A Rohingya Muslim man who was one of four people resettled to Cambodia earlier this year in a controversial deal with Australia says he now wants to come back to Myanmar, according to media reports.
Australia paid $40 million to the Cambodian government to resettle the Rohingya man and three Iranians. They traveled to Phnom Penh in June from the island of Nauru, where Australia has sent many of the “boat people” trying to reach its shores.
Interior Ministry spokesman Khieu Sopheak told the Cambodia Daily that the Rohingya man had a case of “homesickness.”
But that explanation seems a little at odds with reality, as many Rohingya have tried to flee their homes and seek shelter in other countries because of the persecution they face here.
That’s not something you feel homesick for.
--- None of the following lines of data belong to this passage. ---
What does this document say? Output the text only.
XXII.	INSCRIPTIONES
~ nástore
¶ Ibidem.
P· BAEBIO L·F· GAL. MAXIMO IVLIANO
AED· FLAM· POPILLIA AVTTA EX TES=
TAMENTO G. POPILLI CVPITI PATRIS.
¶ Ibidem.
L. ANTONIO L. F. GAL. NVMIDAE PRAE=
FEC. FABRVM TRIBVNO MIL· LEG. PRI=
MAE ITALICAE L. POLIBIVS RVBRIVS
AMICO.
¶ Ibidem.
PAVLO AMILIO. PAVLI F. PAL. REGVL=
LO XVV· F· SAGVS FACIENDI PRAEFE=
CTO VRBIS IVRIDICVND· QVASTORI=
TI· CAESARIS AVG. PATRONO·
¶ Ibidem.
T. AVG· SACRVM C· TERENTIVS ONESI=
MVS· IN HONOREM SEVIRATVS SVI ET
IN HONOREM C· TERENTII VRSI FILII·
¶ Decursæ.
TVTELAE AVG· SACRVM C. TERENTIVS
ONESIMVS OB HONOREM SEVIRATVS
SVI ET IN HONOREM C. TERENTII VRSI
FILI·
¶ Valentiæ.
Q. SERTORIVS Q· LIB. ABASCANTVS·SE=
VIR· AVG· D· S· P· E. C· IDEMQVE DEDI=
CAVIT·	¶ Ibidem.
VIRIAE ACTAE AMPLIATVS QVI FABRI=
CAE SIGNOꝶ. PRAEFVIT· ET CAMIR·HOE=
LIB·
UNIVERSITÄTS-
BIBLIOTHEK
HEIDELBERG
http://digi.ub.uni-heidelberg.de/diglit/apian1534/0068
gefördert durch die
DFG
Indeed, it’s probably why he left in the first place.
The man, who has not been named, had attempted to reach Australia by sea, travelling the same trafficking routes as thousands of other Rohingya.
“He misses his homeland, so he asked to go back to Burma,” Sopheak said. “He is the only one who wants to go back,” he added. “He wants to go back home because he is alone. He has no mother or father or brother or sister, but the Iranians are three.”
But the question remains: will Myanmar’s government allow him to return?
If the Rohingya, most of whom live in Rakhine state, are denied citizenship, denied the right to vote and denied freedom of movement, arranging his return trip home may prove something of a bureaucratic nightmare.